The situation in Myanmar is eerily reminiscent of the Armenian Genocide, where approximately 1.5 million people were killed in a similar manner. Human history is rife with examples of ethnic cleansing and genocide, like that in Bosnia and Herzegovina or Rwanda, and events in Rakhine state are unfolding in much the same way, yet apart from hollow condemnations or some aid efforts the international community has failed to rally together to stop the atrocities being committed in Myanmar. Breaking off diplomatic relations with Myanmar or collectively placing sanctions upon Myanmar are just some of the ways that other nations can effectively exert pressure upon the Burmese state to end their persecution of the Rohingya but none of this is happening. The answer to the international community’s inaction lies in the geo-politics of the area. Although neighbouring states, Muslim countries and western nations have criticised out Myanmar for its despicable actions, no concrete action has been taken and that is because their political interests align with not isolating Myanmar. China is firm ally of the Burmese state and has defended the military crackdown, as necessary action needed to restore peace and stability in Rakhine state, where coincidentally China has planned an economic zone that will be part of its larger ‘One belt, One road’ economic scheme involving Myanmar and other neighbouring countries. Thus, China and many other countries in the region will not act decisively against Myanmar because it goes against their own economic interests to do so. The US probably wary of China’s hold in Myanmar also does not want to cut ties with Myanmar, as it would serve as push towards increasing loyalty towards China in that region. These economic and political reasons, among others, serve as a cause for many nations to only pay lip service to the plight of the Rohingya people.
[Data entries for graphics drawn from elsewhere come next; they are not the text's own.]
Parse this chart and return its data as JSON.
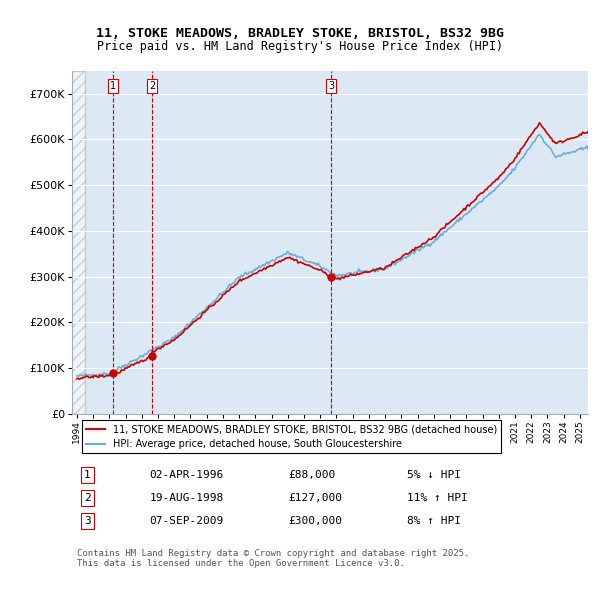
{
  "title_line1": "11, STOKE MEADOWS, BRADLEY STOKE, BRISTOL, BS32 9BG",
  "title_line2": "Price paid vs. HM Land Registry's House Price Index (HPI)",
  "xlabel": "",
  "ylabel": "",
  "ylim": [
    0,
    750000
  ],
  "xlim_start": 1994.0,
  "xlim_end": 2025.5,
  "bg_color": "#dce9f5",
  "plot_bg_color": "#dce9f5",
  "hatch_color": "#b0c4d8",
  "grid_color": "#ffffff",
  "sale_dates": [
    1996.25,
    1998.64,
    2009.68
  ],
  "sale_prices": [
    88000,
    127000,
    300000
  ],
  "sale_labels": [
    "1",
    "2",
    "3"
  ],
  "vline_color": "#cc0000",
  "sale_marker_color": "#cc0000",
  "legend_line1": "11, STOKE MEADOWS, BRADLEY STOKE, BRISTOL, BS32 9BG (detached house)",
  "legend_line2": "HPI: Average price, detached house, South Gloucestershire",
  "table_rows": [
    [
      "1",
      "02-APR-1996",
      "£88,000",
      "5% ↓ HPI"
    ],
    [
      "2",
      "19-AUG-1998",
      "£127,000",
      "11% ↑ HPI"
    ],
    [
      "3",
      "07-SEP-2009",
      "£300,000",
      "8% ↑ HPI"
    ]
  ],
  "footer": "Contains HM Land Registry data © Crown copyright and database right 2025.\nThis data is licensed under the Open Government Licence v3.0.",
  "hpi_color": "#6baed6",
  "price_color": "#cc0000"
}
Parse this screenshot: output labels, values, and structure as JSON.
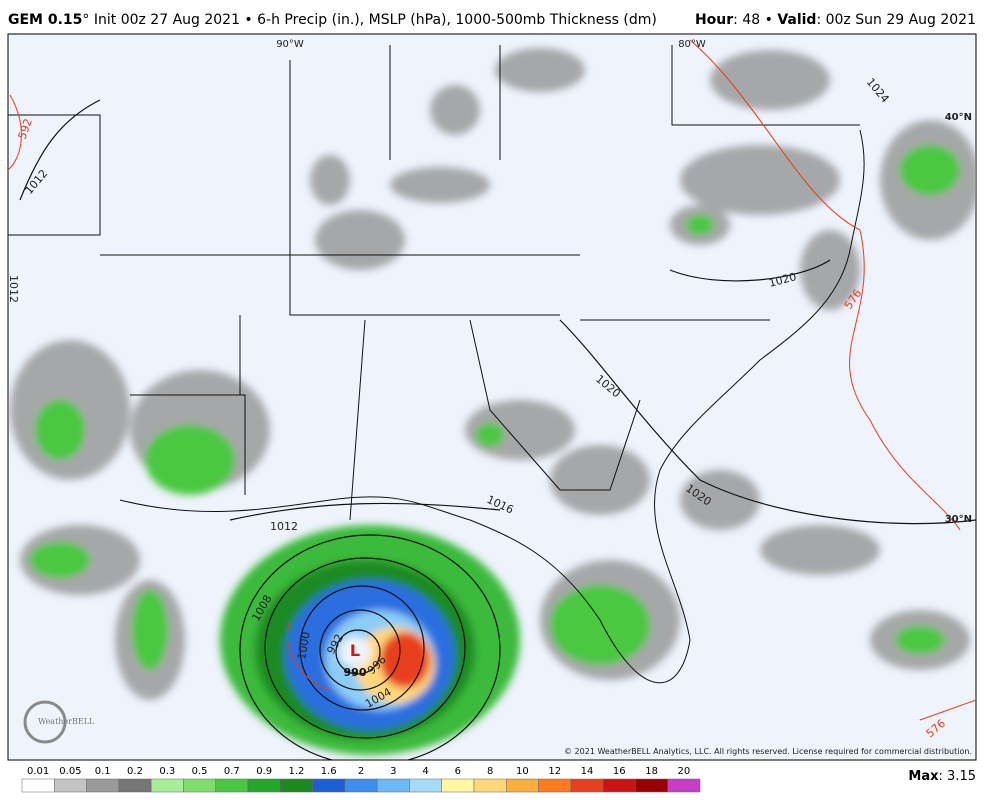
{
  "header": {
    "model": "GEM 0.15",
    "degree": "°",
    "description": " Init 00z 27 Aug 2021 • 6-h Precip (in.), MSLP (hPa), 1000-500mb Thickness (dm)",
    "hour_label": "Hour",
    "hour": ": 48 • ",
    "valid_label": "Valid",
    "valid": ": 00z Sun 29 Aug 2021"
  },
  "map": {
    "grid_labels": [
      "90°W",
      "80°W",
      "40°N",
      "30°N"
    ],
    "contour_labels": [
      "592",
      "1012",
      "1012",
      "1024",
      "1020",
      "1020",
      "1020",
      "1016",
      "1012",
      "1008",
      "1000",
      "992",
      "996",
      "1004",
      "576",
      "576"
    ],
    "low": {
      "symbol": "L",
      "pressure": "990"
    },
    "credit": "© 2021 WeatherBELL Analytics, LLC. All rights reserved. License required for commercial distribution.",
    "logo": "WeatherBELL"
  },
  "colorbar": {
    "labels": [
      0.01,
      0.05,
      0.1,
      0.2,
      0.3,
      0.5,
      0.7,
      0.9,
      1.2,
      1.6,
      2,
      3,
      4,
      6,
      8,
      10,
      12,
      14,
      16,
      18,
      20
    ],
    "colors": [
      "#ffffff",
      "#c4c4c4",
      "#9a9a9a",
      "#767676",
      "#a8ee98",
      "#7ede6c",
      "#48c840",
      "#22a82a",
      "#1a8a1e",
      "#1c5ed8",
      "#3c8ef0",
      "#6cb8f8",
      "#a6daf8",
      "#fff8a0",
      "#ffd878",
      "#ffae3c",
      "#ff7a1e",
      "#e8401e",
      "#c81414",
      "#9a0000",
      "#c83cc8"
    ],
    "max_label": "Max",
    "max": ": 3.15"
  }
}
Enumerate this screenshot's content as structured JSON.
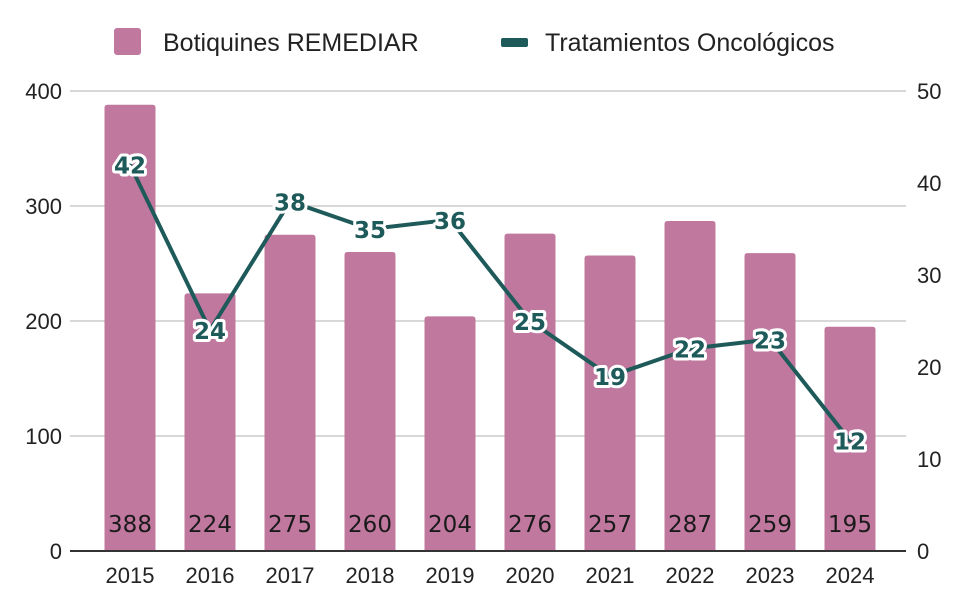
{
  "colors": {
    "bars": "#c0789e",
    "line": "#1f5a5a",
    "grid": "#cccccc",
    "axis": "#333333"
  },
  "chart_data": {
    "type": "bar+line",
    "title": "",
    "xlabel": "",
    "ylabel": "",
    "categories": [
      "2015",
      "2016",
      "2017",
      "2018",
      "2019",
      "2020",
      "2021",
      "2022",
      "2023",
      "2024"
    ],
    "series": [
      {
        "name": "Botiquines REMEDIAR",
        "type": "bar",
        "axis": "left",
        "values": [
          388,
          224,
          275,
          260,
          204,
          276,
          257,
          287,
          259,
          195
        ]
      },
      {
        "name": "Tratamientos Oncológicos",
        "type": "line",
        "axis": "right",
        "values": [
          42,
          24,
          38,
          35,
          36,
          25,
          19,
          22,
          23,
          12
        ]
      }
    ],
    "ylim_left": [
      0,
      400
    ],
    "ylim_right": [
      0,
      50
    ],
    "yticks_left": [
      "0",
      "100",
      "200",
      "300",
      "400"
    ],
    "yticks_right": [
      "0",
      "10",
      "20",
      "30",
      "40",
      "50"
    ],
    "grid": true,
    "legend_position": "top"
  }
}
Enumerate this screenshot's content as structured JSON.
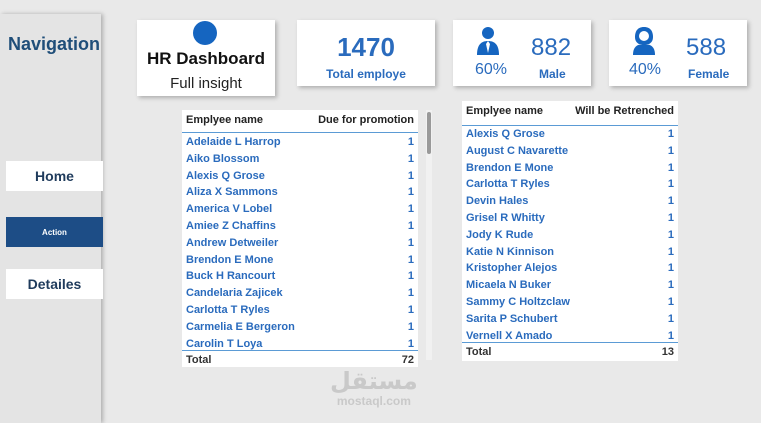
{
  "sidebar": {
    "title": "Navigation",
    "items": [
      {
        "label": "Home"
      },
      {
        "label": "Action"
      },
      {
        "label": "Detailes"
      }
    ]
  },
  "header": {
    "title": "HR Dashboard",
    "subtitle": "Full insight"
  },
  "kpis": {
    "total": {
      "value": "1470",
      "label": "Total employe"
    },
    "male": {
      "value": "882",
      "label": "Male",
      "percent": "60%"
    },
    "female": {
      "value": "588",
      "label": "Female",
      "percent": "40%"
    }
  },
  "promotion_table": {
    "col1": "Emplyee name",
    "col2": "Due for promotion",
    "rows": [
      {
        "name": "Adelaide L Harrop",
        "value": "1"
      },
      {
        "name": "Aiko Blossom",
        "value": "1"
      },
      {
        "name": "Alexis Q Grose",
        "value": "1"
      },
      {
        "name": "Aliza X Sammons",
        "value": "1"
      },
      {
        "name": "America V Lobel",
        "value": "1"
      },
      {
        "name": "Amiee Z Chaffins",
        "value": "1"
      },
      {
        "name": "Andrew Detweiler",
        "value": "1"
      },
      {
        "name": "Brendon E Mone",
        "value": "1"
      },
      {
        "name": "Buck H Rancourt",
        "value": "1"
      },
      {
        "name": "Candelaria Zajicek",
        "value": "1"
      },
      {
        "name": "Carlotta T Ryles",
        "value": "1"
      },
      {
        "name": "Carmelia E Bergeron",
        "value": "1"
      },
      {
        "name": "Carolin T Loya",
        "value": "1"
      }
    ],
    "total_label": "Total",
    "total_value": "72"
  },
  "retrench_table": {
    "col1": "Emplyee name",
    "col2": "Will be Retrenched",
    "rows": [
      {
        "name": "Alexis Q Grose",
        "value": "1"
      },
      {
        "name": "August C Navarette",
        "value": "1"
      },
      {
        "name": "Brendon E Mone",
        "value": "1"
      },
      {
        "name": "Carlotta T Ryles",
        "value": "1"
      },
      {
        "name": "Devin Hales",
        "value": "1"
      },
      {
        "name": "Grisel R Whitty",
        "value": "1"
      },
      {
        "name": "Jody K Rude",
        "value": "1"
      },
      {
        "name": "Katie N Kinnison",
        "value": "1"
      },
      {
        "name": "Kristopher Alejos",
        "value": "1"
      },
      {
        "name": "Micaela N Buker",
        "value": "1"
      },
      {
        "name": "Sammy C Holtzclaw",
        "value": "1"
      },
      {
        "name": "Sarita P Schubert",
        "value": "1"
      },
      {
        "name": "Vernell X Amado",
        "value": "1"
      }
    ],
    "total_label": "Total",
    "total_value": "13"
  },
  "watermark": {
    "arabic": "مستقل",
    "latin": "mostaql.com"
  },
  "colors": {
    "accent": "#2a6bbd",
    "nav_active": "#1d4d86",
    "divider": "#5b9bd5"
  }
}
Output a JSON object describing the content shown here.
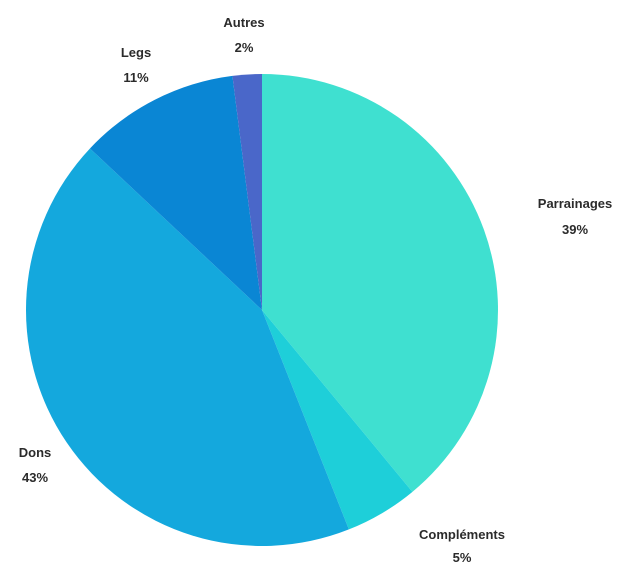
{
  "chart_data": {
    "type": "pie",
    "categories": [
      "Parrainages",
      "Compléments",
      "Dons",
      "Legs",
      "Autres"
    ],
    "values": [
      39,
      5,
      43,
      11,
      2
    ],
    "value_labels": [
      "39%",
      "5%",
      "43%",
      "11%",
      "2%"
    ],
    "colors": [
      "#3fe0d0",
      "#1ecfd9",
      "#14a8dd",
      "#0a86d4",
      "#4a67c9"
    ],
    "start_angle_deg": 0,
    "direction": "clockwise",
    "legend": "none"
  }
}
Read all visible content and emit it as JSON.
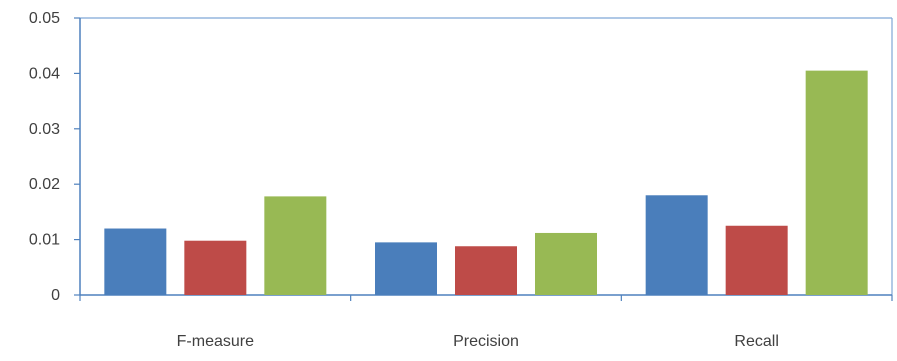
{
  "chart_data": {
    "type": "bar",
    "title": "",
    "xlabel": "",
    "ylabel": "",
    "categories": [
      "F-measure",
      "Precision",
      "Recall"
    ],
    "series": [
      {
        "color": "#4a7ebb",
        "values": [
          0.012,
          0.0095,
          0.018
        ]
      },
      {
        "color": "#be4b48",
        "values": [
          0.0098,
          0.0088,
          0.0125
        ]
      },
      {
        "color": "#98b954",
        "values": [
          0.0178,
          0.0112,
          0.0405
        ]
      }
    ],
    "ylim": [
      0,
      0.05
    ],
    "yticks": [
      "0",
      "0.01",
      "0.02",
      "0.03",
      "0.04",
      "0.05"
    ],
    "grid": false,
    "legend": "none"
  },
  "colors": {
    "axis": "#4f81bd",
    "frame": "#7fa7d6",
    "label": "#404040"
  }
}
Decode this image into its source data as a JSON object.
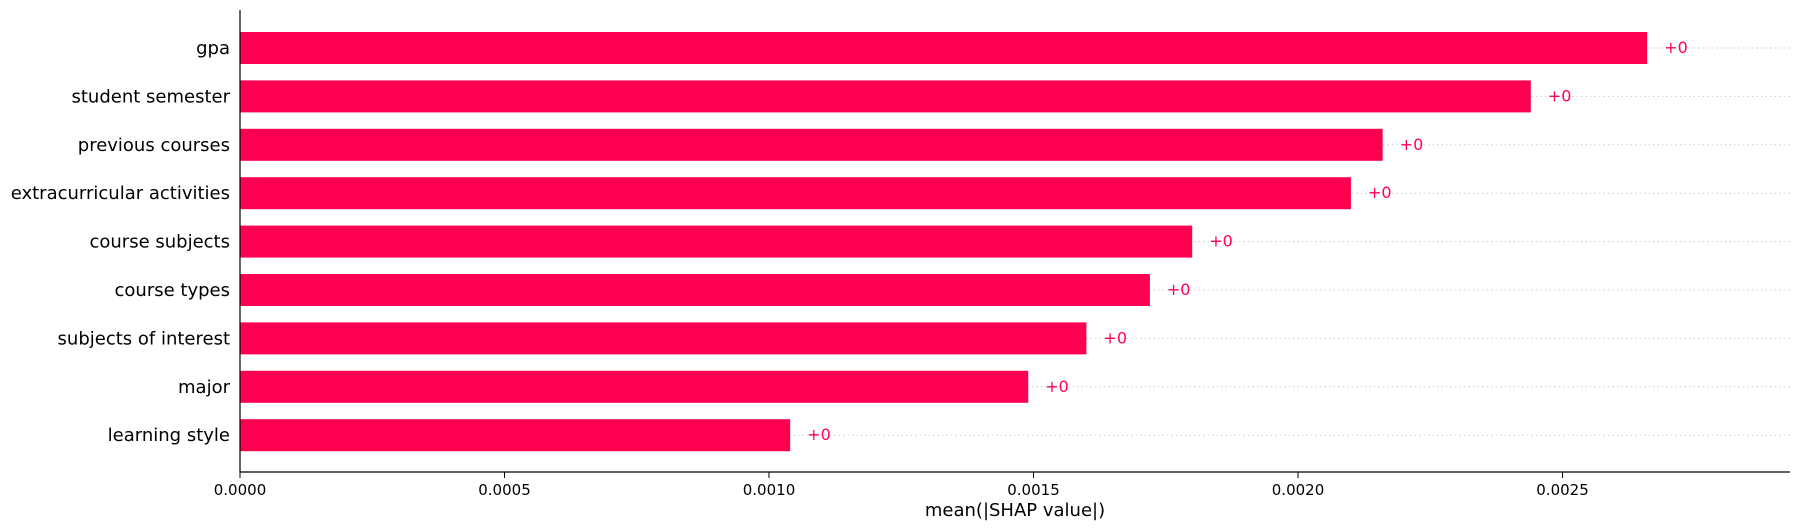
{
  "chart_data": {
    "type": "bar",
    "orientation": "horizontal",
    "categories": [
      "gpa",
      "student semester",
      "previous courses",
      "extracurricular activities",
      "course subjects",
      "course types",
      "subjects of interest",
      "major",
      "learning style"
    ],
    "values": [
      0.00266,
      0.00244,
      0.00216,
      0.0021,
      0.0018,
      0.00172,
      0.0016,
      0.00149,
      0.00104
    ],
    "value_labels": [
      "+0",
      "+0",
      "+0",
      "+0",
      "+0",
      "+0",
      "+0",
      "+0",
      "+0"
    ],
    "xlabel": "mean(|SHAP value|)",
    "xlim": [
      0,
      0.00293
    ],
    "x_ticks": [
      0.0,
      0.0005,
      0.001,
      0.0015,
      0.002,
      0.0025
    ],
    "x_tick_labels": [
      "0.0000",
      "0.0005",
      "0.0010",
      "0.0015",
      "0.0020",
      "0.0025"
    ],
    "bar_color": "#ff0051",
    "grid": "dotted horizontal row guides",
    "title": ""
  }
}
The Rohingya, very aptly termed by a UN spokesperson as ‘the most friendless people in the world’, are currently bereft of home, country and identity as no country is willing to claim them as their own. And given the inaction of the international community it does not look as if this crisis is going to end anytime soon. Therefore, the least we can do is continue to talk about the issue and keep attention on it. It is that attention that has forced the Burmese government to plan to resettle the Rohingya and allow them back into the country. Thus, some small concessions can be won for the Rohingya people if this does not become another forgotten conflict of the world. However, it is clear that attention alone is not enough, since although the Rohingya have been offered a passage home they are still quite unwelcome — hundreds of hardline Buddhists are protesting their potential return, and those of the Rohingya who choose to return will probably find themselves worse off than they used to be as the Burmese state is only accepting those with id and documentation (something that the Rohingya have categorically been denied in the past), thus many will be unable to lay claim to their land and property. The return of the Rohingya people has become a catch-22 sort of situation. The Rohingya desperately need help and we can provide that, in some small way, by at least donating to relief organisations working on the ground such as the UNHCR etc.